Laurent proposa que tous se retrouvent dans le jardin ; le danger était à présent écarté. Il ne voulait pas laisser la violence et la peur voler ces heureux moments. Laurent était radieux ; il était papa. Le reste de la journée se déroula dans la joie. Les parents de Laurent virent avec émotion leur petit-fils. Qu’il était mignon ! Ils restèrent un long moment dans le silence à contempler Théodor puis ils sortirent discrètement pour ne pas réveiller Georgie. Laurent s’éclipsa, accompagné de ses parents, pour aller annoncer la nouvelle de la naissance à Edmund. Son visage s’illumina quand il apprit que son petit fils portait son prénom en troisième position. Il remercia Laurent de cet hommage qui lui rendait et lui dit en plaisantant : « mon cher Laurent, tu devras encore me supporter de longues années. ». Ils se mirent alors à rire : la bonne humeur avait dissipé le malaise du cauchemar qu’ils avaient vécu quelques heures auparavant.
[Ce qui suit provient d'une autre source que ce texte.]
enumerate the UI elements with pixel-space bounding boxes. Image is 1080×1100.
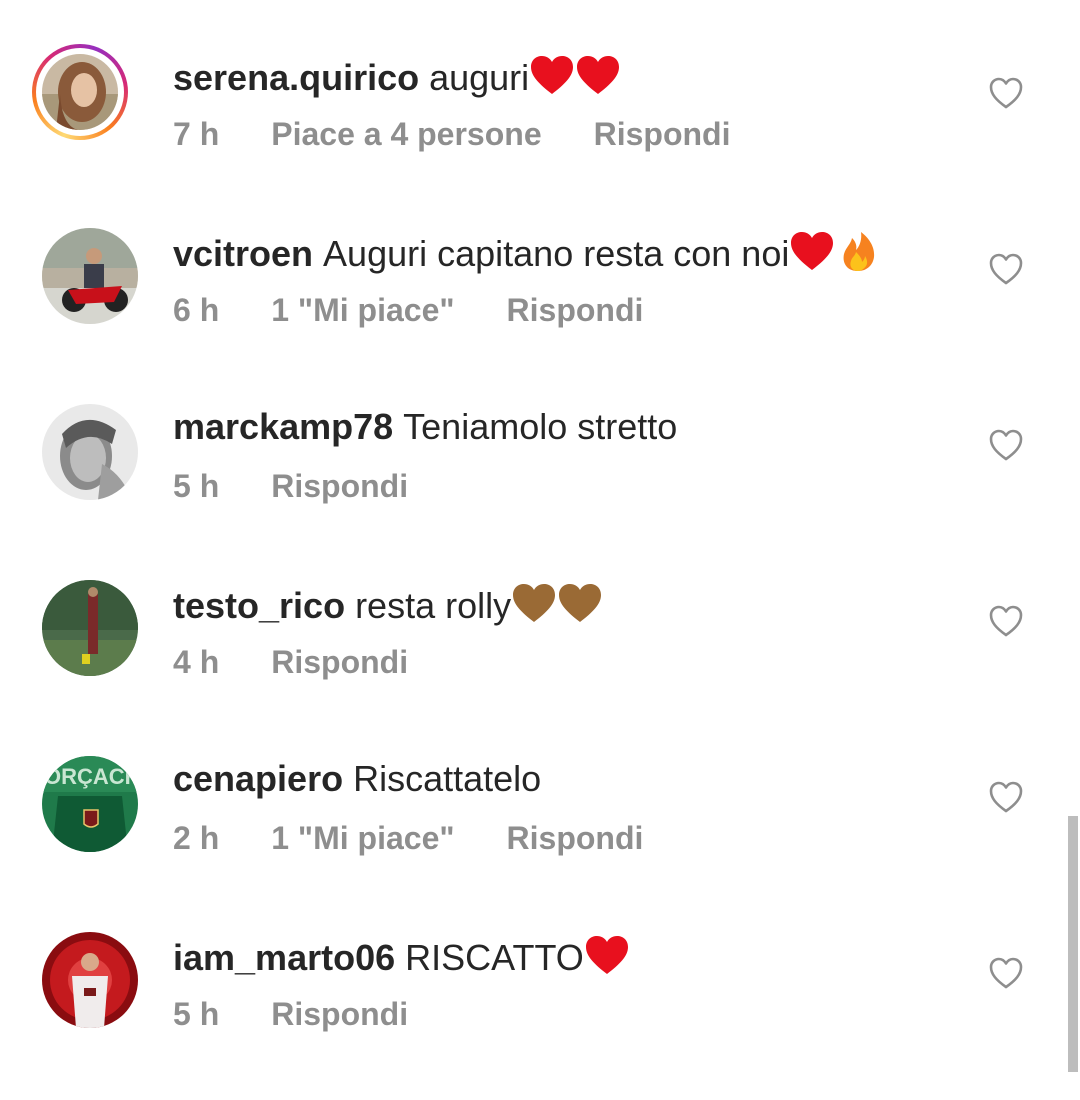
- red-heart-icon: [791, 232, 834, 270]
- comment-text: Teniamolo stretto: [403, 406, 678, 447]
- avatar-photo: [42, 228, 138, 324]
- comment-item: marckamp78 Teniamolo stretto 5 h Rispondi: [0, 396, 1060, 572]
- comment-meta: 6 h 1 "Mi piace" Rispondi: [173, 292, 695, 329]
- comment-text-line: cenapiero Riscattatelo: [173, 758, 541, 800]
- comment-text: Riscattatelo: [353, 758, 542, 799]
- brown-heart-icon: [559, 584, 602, 622]
- avatar[interactable]: ORÇACHI: [42, 756, 138, 852]
- reply-button[interactable]: Rispondi: [507, 292, 644, 328]
- avatar[interactable]: [42, 228, 138, 324]
- comment-text-line: vcitroen Auguri capitano resta con noi: [173, 230, 881, 275]
- avatar-photo: [42, 54, 118, 130]
- comment-text-line: serena.quirico auguri: [173, 54, 621, 99]
- comment-text-line: testo_rico resta rolly: [173, 582, 603, 627]
- comment-meta: 2 h 1 "Mi piace" Rispondi: [173, 820, 695, 857]
- comment-item: ORÇACHI cenapiero Riscattatelo 2 h 1 "Mi p…: [0, 748, 1060, 924]
- comment-text: auguri: [429, 57, 530, 98]
- comment-meta: 5 h Rispondi: [173, 468, 460, 505]
- avatar[interactable]: [42, 580, 138, 676]
- like-heart-icon[interactable]: [988, 252, 1024, 286]
- comment-username[interactable]: serena.quirico: [173, 57, 419, 98]
- comment-username[interactable]: testo_rico: [173, 585, 345, 626]
- like-heart-icon[interactable]: [988, 956, 1024, 990]
- comment-username[interactable]: marckamp78: [173, 406, 393, 447]
- comment-time: 5 h: [173, 996, 220, 1032]
- comment-item: iam_marto06 RISCATTO 5 h Rispondi: [0, 924, 1060, 1100]
- fire-icon: [843, 232, 875, 271]
- comment-time: 7 h: [173, 116, 220, 152]
- avatar-photo: [42, 580, 138, 676]
- avatar-photo: [42, 404, 138, 500]
- reply-button[interactable]: Rispondi: [507, 820, 644, 856]
- red-heart-icon: [577, 56, 620, 94]
- reply-button[interactable]: Rispondi: [271, 996, 408, 1032]
- comment-meta: 5 h Rispondi: [173, 996, 460, 1033]
- comment-item: serena.quirico auguri 7 h Piace a 4 person…: [0, 44, 1060, 220]
- reply-button[interactable]: Rispondi: [594, 116, 731, 152]
- like-heart-icon[interactable]: [988, 76, 1024, 110]
- comment-username[interactable]: vcitroen: [173, 233, 313, 274]
- red-heart-icon: [531, 56, 574, 94]
- comment-time: 4 h: [173, 644, 220, 680]
- like-heart-icon[interactable]: [988, 604, 1024, 638]
- avatar[interactable]: [42, 932, 138, 1028]
- comment-meta: 4 h Rispondi: [173, 644, 460, 681]
- comment-text: Auguri capitano resta con noi: [323, 233, 790, 274]
- scrollbar[interactable]: [1068, 816, 1078, 1072]
- avatar-photo: ORÇACHI: [42, 756, 138, 852]
- comment-text: RISCATTO: [405, 937, 584, 978]
- comment-time: 2 h: [173, 820, 220, 856]
- comment-time: 6 h: [173, 292, 220, 328]
- avatar-photo: [42, 932, 138, 1028]
- avatar-text: ORÇACHI: [44, 764, 138, 789]
- comment-likes[interactable]: 1 "Mi piace": [271, 820, 454, 856]
- reply-button[interactable]: Rispondi: [271, 644, 408, 680]
- comment-likes[interactable]: Piace a 4 persone: [271, 116, 541, 152]
- comment-text: resta rolly: [355, 585, 512, 626]
- comment-username[interactable]: iam_marto06: [173, 937, 395, 978]
- red-heart-icon: [585, 936, 628, 974]
- like-heart-icon[interactable]: [988, 780, 1024, 814]
- reply-button[interactable]: Rispondi: [271, 468, 408, 504]
- comment-item: vcitroen Auguri capitano resta con noi 6 …: [0, 220, 1060, 396]
- brown-heart-icon: [513, 584, 556, 622]
- avatar[interactable]: [32, 44, 128, 140]
- comment-likes[interactable]: 1 "Mi piace": [271, 292, 454, 328]
- like-heart-icon[interactable]: [988, 428, 1024, 462]
- comment-username[interactable]: cenapiero: [173, 758, 343, 799]
- comment-text-line: marckamp78 Teniamolo stretto: [173, 406, 677, 448]
- comment-meta: 7 h Piace a 4 persone Rispondi: [173, 116, 782, 153]
- comment-text-line: iam_marto06 RISCATTO: [173, 934, 630, 979]
- comment-item: testo_rico resta rolly 4 h Rispondi: [0, 572, 1060, 748]
- comment-time: 5 h: [173, 468, 220, 504]
- avatar[interactable]: [42, 404, 138, 500]
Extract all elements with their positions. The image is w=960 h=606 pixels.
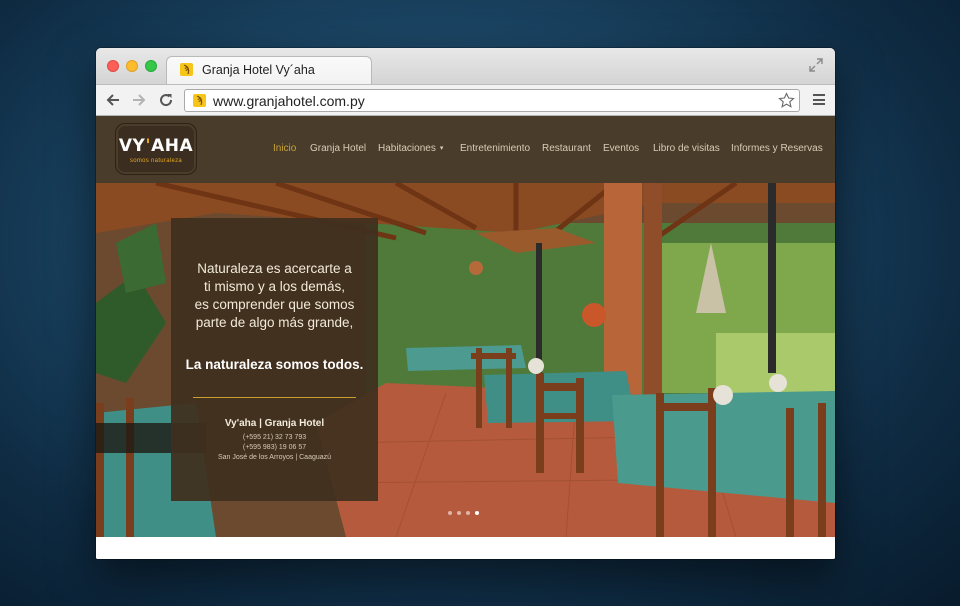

Barbara se rendit discrètement en fin de journée auprès de son ami Edmund. Elle était heureuse de la voir sauver. Elle avait réalisé à quel point elle tenait à lui, en le voyant gisant sur le sol. Une longue amitié liait Edmund et Barbara. Elle était très proche d’Emilia, la femme d’Edmund, fidèle cliente et associée indéfectible des œuvres de charité qu’elle soutenait. A sa sortie de l’hôpital, Barbara et Edmund déjeunaient souvent ensemble.
Quelques mois plus tard, Georgie et Laurent se réjouirent d’apprendre leur futur mariage. Le Comte était retourné à Londres un mois après la naissance. Ses affaires ne pouvaient malheureusement pas attendre. Maria rentra à Londres, le cœur rempli des moments heureux vécus avec Arthur ; ils devaient se revoir pour les fêtes de Noël. Laurent et Georgie étaient installés dans le manoir. Ils avaient enfin réalisé leur rêve : être ensemble et fonder une famille. Ils s’épanouissaient l’un et l’autre dans leur nouvelle vie ; Georgie s’investissait auprès de Barbara dans l’aide qu’elle apportait aux plus faibles.